Çocuğun gördüğü ilk gerçek çiçek
Küçük çocuk, yürümeyi iki-üç gün önce öğrenmesine rağmen, çağrıldığı yere gitmenin telâşına kapılmıştı. Açık bırakılan kapıdan bahçeye çıktığında, gözüne ilk çarpan şey, çimenler arasındaki çiçek oldu.
Çocuğun gördüğü ilk gerçek çiçekti bu.
Çiçeğin ise, gördüğü en güzel çocuk.
Bir süre bakıştılar, daha sonra koklaştılar.
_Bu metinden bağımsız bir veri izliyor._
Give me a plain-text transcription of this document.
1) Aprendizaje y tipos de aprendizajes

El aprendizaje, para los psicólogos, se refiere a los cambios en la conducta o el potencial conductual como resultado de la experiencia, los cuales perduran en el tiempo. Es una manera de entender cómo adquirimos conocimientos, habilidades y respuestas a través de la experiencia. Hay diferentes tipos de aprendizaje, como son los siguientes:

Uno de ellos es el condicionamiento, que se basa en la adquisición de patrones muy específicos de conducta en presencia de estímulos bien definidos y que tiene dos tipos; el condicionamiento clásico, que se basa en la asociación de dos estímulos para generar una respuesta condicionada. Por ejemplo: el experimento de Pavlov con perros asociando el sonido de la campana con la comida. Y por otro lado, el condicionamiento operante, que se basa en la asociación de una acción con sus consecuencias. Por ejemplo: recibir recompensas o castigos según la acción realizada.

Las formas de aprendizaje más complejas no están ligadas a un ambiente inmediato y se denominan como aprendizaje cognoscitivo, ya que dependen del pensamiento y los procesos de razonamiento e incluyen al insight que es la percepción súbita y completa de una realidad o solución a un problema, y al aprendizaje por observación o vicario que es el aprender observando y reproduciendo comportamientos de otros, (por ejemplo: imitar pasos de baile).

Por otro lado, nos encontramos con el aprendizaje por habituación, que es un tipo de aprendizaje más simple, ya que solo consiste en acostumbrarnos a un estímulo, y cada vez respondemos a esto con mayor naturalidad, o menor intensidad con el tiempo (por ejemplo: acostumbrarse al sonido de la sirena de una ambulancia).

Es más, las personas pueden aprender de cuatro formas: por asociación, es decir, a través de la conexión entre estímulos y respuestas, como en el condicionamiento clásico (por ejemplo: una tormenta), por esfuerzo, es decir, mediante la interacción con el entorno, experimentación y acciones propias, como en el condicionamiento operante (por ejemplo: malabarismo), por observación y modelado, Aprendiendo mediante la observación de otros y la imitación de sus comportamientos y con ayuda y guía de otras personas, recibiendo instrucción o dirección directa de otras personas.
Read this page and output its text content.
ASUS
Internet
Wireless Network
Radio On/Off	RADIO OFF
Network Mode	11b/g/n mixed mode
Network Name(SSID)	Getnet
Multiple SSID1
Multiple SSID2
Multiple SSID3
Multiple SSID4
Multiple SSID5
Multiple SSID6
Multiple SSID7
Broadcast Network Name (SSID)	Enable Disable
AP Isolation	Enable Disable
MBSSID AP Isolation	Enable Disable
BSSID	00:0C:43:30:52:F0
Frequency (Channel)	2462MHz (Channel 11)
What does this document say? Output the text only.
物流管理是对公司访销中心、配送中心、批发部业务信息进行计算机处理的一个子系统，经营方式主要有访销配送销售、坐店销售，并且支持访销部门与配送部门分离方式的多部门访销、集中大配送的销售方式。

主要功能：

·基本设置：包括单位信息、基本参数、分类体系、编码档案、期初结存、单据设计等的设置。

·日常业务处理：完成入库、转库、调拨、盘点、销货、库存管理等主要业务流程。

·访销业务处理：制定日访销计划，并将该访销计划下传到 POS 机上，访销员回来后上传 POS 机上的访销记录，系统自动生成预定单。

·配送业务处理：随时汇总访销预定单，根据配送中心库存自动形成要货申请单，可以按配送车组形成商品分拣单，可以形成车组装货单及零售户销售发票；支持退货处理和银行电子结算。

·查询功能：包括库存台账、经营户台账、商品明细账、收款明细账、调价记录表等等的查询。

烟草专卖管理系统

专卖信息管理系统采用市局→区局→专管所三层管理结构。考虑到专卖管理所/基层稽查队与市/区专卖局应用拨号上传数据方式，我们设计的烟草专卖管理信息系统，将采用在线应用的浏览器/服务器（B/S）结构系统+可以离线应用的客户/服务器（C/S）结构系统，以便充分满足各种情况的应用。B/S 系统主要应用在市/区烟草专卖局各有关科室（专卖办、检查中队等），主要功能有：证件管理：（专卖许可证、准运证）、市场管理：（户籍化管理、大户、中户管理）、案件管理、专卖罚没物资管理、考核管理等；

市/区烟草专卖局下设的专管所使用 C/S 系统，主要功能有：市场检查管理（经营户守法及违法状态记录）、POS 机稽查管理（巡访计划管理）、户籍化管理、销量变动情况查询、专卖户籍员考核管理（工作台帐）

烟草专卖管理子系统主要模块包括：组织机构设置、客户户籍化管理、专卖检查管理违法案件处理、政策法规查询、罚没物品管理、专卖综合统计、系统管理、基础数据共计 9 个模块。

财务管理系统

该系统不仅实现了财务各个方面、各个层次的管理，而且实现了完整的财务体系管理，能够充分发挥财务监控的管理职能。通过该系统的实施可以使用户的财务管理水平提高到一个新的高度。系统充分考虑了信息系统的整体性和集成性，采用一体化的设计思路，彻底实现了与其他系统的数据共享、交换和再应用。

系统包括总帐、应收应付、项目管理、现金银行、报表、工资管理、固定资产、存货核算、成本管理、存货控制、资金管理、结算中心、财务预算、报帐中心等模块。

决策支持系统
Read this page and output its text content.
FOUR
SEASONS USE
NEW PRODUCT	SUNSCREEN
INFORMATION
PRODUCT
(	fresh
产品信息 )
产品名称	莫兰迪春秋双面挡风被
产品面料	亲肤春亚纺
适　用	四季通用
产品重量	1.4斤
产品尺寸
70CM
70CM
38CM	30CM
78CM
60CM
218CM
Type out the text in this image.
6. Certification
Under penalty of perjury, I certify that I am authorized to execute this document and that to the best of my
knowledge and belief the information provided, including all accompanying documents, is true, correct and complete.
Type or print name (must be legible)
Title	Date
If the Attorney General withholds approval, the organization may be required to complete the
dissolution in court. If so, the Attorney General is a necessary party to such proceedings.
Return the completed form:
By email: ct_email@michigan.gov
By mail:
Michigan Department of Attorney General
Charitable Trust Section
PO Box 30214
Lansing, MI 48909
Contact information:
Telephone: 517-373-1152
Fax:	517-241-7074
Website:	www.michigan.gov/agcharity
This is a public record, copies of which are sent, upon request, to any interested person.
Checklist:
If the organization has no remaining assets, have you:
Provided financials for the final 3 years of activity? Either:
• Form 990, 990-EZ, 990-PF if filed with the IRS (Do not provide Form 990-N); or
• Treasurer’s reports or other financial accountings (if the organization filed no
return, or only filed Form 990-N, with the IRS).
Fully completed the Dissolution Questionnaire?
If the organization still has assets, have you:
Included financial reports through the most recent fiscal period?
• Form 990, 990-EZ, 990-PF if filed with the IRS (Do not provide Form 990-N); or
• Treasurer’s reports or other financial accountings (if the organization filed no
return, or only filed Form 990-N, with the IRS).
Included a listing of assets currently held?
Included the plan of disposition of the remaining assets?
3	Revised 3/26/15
ilk önce çocuk öptü çiçeği, anneciğinin onu öptüğü gibi.
Ve sonra çiçek bir bûse aldı o ipek yanaklardan, bir sabah esintisini bahane ederek.
Çocuk, çiçeği her gece rüyasında gördüğü cennet bahçelerinden hatırlamıştı.
Çiçek ise, cennetten geldiğini zannetmişti o yavrunun, mis kokusuna bakarak.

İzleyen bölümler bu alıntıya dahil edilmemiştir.